The practice sheets give you time to think it through them.

- Practice 1 - Convert all the values to the same format.
- Practice 2 - I prefer to convert decimals to percentages, because all that you need to do is multiply by 100 and add a percentage symbol.
- Practice 3 - You can go in either direction neither matters much.

### Math Skill Quizzes

Let's see if we can see how much we truly understand.

- Quiz 1 - Let's see what you know and go from there.
- Quiz 2 - I wish I could go for what you wanted to go for.

### How to Compare Percentages and Decimals

Percentages and decimals are just an easier yet different way of writing down the same values. They are like ratios defining the proportion and quantity of something. If percentages and decimals are something that confuses your head a lot, let's learn to understand how we can compare both of these.

**Percentages** - as the 'per ' name implies means “out of”. To be more specific it distinctly means out of 100, and they are denoted by the sign %. Percentages are more like fractions with numerator on the top and the number 100th underneath (denominator). For example, the percentage of 10% can be written as 10/100. Simplify it, and you will get 1/10. So basically, any percentage that you come across can just be placed over 100. From that fraction you can just do the math divide the top by the bottom to determine the decimal value of that original percentage.

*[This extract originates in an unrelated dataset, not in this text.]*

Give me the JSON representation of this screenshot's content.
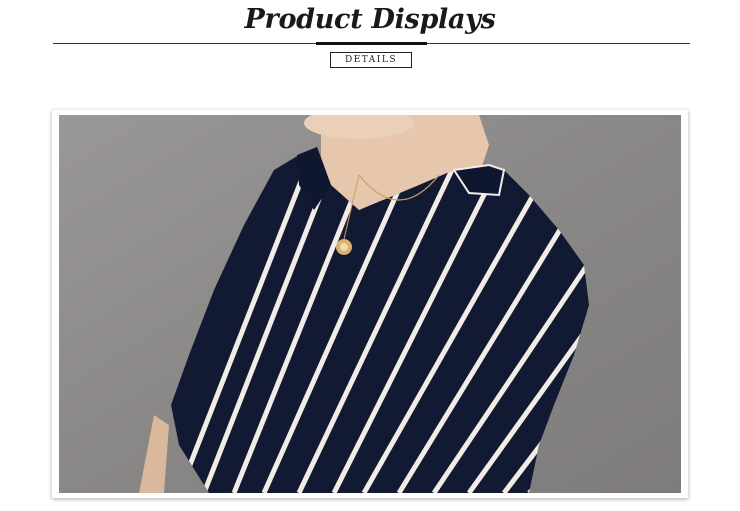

On the other hand, numbers having decimals are written using a dot. They can also be referred to as decimals fractions; however, the numbers that come to the left of a decimal number are whole numbers. They are not decimal numbers. On the contrary, numbers to the right of the decimal are decimal numbers or fractions. For example: 0.4 is the same as 4/10 | 0.08 is the same as 8/100.

Now that we understand the two forms that values can come in, how do we prepare to compare values in these formats? That is a great deal simpler than it sounds. All you need to do is get them in the same form. I would suggest getting the values in decimal form since it is one the easier transitions for most values. Once you have them in the same format, simply compare them. The comparison should first look to see if they are equivalent, if they are, make a math statement using the equals (=) symbol. If they are not equal use an arrow (either > or <) and point the arrow to the smaller value in your math sentence. This symbol (>) indicates greater than when you vocalize the symbolize. This symbol (<) indicates a less than statement.